Spurred by organizations like Fertile Hope and the Young Survivors Coalition, researchers began focusing on fertility preservation techniques and their usefulness for this population. We've come a long way with what we can offer both men and women who want a chance at family-building after they're cancer-free. (At Houston Fertility Center, we offer a number of these techniques and even have a site devoted just to deferring conception by way of preserving fertility.)
Now, it appears as though the numbers of women with infertility resulting from cancer treatment is bigger than we thought. A large survey study by the University of California, San Francisco (UCSF) has concluded that our previous understanding may have given women "unrealistically low assessments of their risks" for infertility.
Some of the salient points of this study:
*Acute ovarian failure (no longer having a menstrual period after chemotherapy) increases significantly with age at cancer diagnosis.
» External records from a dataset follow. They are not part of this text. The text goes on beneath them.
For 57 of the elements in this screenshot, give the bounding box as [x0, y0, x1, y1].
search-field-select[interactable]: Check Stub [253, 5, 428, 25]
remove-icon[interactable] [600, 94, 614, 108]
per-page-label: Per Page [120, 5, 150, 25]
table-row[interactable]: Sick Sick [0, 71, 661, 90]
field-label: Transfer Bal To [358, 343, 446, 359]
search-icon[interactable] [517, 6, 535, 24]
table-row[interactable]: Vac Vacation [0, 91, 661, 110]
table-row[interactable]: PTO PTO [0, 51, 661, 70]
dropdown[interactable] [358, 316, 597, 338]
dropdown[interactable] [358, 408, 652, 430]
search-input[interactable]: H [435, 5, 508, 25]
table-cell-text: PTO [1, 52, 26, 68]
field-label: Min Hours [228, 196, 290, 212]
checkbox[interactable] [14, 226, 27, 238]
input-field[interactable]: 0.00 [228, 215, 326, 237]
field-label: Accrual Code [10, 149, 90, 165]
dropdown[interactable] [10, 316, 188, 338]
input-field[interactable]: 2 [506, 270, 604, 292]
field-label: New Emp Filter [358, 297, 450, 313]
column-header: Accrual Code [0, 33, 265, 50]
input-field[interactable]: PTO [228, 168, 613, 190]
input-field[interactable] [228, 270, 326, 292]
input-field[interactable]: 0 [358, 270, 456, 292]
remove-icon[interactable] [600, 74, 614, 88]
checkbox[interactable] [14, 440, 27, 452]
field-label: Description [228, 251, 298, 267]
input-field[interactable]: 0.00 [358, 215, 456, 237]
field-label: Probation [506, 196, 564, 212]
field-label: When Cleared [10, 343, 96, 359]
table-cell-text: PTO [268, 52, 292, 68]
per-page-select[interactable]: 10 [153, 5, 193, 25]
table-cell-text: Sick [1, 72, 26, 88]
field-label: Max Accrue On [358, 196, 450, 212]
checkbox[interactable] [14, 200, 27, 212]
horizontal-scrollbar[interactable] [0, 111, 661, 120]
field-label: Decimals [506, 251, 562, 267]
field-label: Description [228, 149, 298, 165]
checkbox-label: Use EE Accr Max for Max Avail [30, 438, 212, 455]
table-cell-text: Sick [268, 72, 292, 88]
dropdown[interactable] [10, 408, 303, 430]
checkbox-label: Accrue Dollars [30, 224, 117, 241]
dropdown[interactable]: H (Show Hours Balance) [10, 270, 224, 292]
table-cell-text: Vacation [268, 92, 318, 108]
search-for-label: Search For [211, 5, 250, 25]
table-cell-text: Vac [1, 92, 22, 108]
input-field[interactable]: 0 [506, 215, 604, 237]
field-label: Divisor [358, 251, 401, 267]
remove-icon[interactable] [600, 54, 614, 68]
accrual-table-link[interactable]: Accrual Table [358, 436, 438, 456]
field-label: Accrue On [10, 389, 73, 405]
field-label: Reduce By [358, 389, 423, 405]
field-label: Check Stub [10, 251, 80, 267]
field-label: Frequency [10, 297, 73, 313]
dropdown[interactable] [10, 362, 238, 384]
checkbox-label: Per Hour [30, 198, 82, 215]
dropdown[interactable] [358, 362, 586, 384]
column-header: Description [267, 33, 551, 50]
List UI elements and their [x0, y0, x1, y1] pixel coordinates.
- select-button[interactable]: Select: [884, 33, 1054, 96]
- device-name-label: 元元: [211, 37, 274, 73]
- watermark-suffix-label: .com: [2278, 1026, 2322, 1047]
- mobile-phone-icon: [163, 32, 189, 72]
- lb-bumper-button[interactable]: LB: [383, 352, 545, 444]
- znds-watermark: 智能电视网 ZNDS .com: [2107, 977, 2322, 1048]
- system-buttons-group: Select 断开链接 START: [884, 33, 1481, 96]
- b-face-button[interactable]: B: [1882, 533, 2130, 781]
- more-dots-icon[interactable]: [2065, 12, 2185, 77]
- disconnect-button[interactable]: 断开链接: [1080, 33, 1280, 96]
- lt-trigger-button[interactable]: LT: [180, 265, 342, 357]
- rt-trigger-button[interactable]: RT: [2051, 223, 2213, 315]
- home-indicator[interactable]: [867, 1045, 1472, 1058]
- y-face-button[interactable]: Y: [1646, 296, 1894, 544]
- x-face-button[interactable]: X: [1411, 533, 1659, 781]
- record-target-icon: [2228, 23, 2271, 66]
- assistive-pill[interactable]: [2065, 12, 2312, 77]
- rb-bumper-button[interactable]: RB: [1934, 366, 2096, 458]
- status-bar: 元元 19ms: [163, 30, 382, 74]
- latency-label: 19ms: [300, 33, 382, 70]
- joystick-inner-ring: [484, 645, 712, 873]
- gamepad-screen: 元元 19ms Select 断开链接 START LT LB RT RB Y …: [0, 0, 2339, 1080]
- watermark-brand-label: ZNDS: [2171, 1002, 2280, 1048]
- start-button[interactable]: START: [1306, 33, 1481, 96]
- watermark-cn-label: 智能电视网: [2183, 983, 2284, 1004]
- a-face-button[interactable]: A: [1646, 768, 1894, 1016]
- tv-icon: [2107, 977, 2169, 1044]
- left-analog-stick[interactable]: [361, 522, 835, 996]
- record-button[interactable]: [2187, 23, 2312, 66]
*For women who did not experience loss of menses, incidence of infertility increased significantly with age.
*The younger the woman was when diagnosed with cancer, the higher her chances of early menopause.
Learning that the impact of chemotherapy on fertility is greater than we assumed -- that's the bad news.
The good news? That we now have that knowledge and can let women and their oncologists know that the need for fertility preservation is more prevalent than we used to think.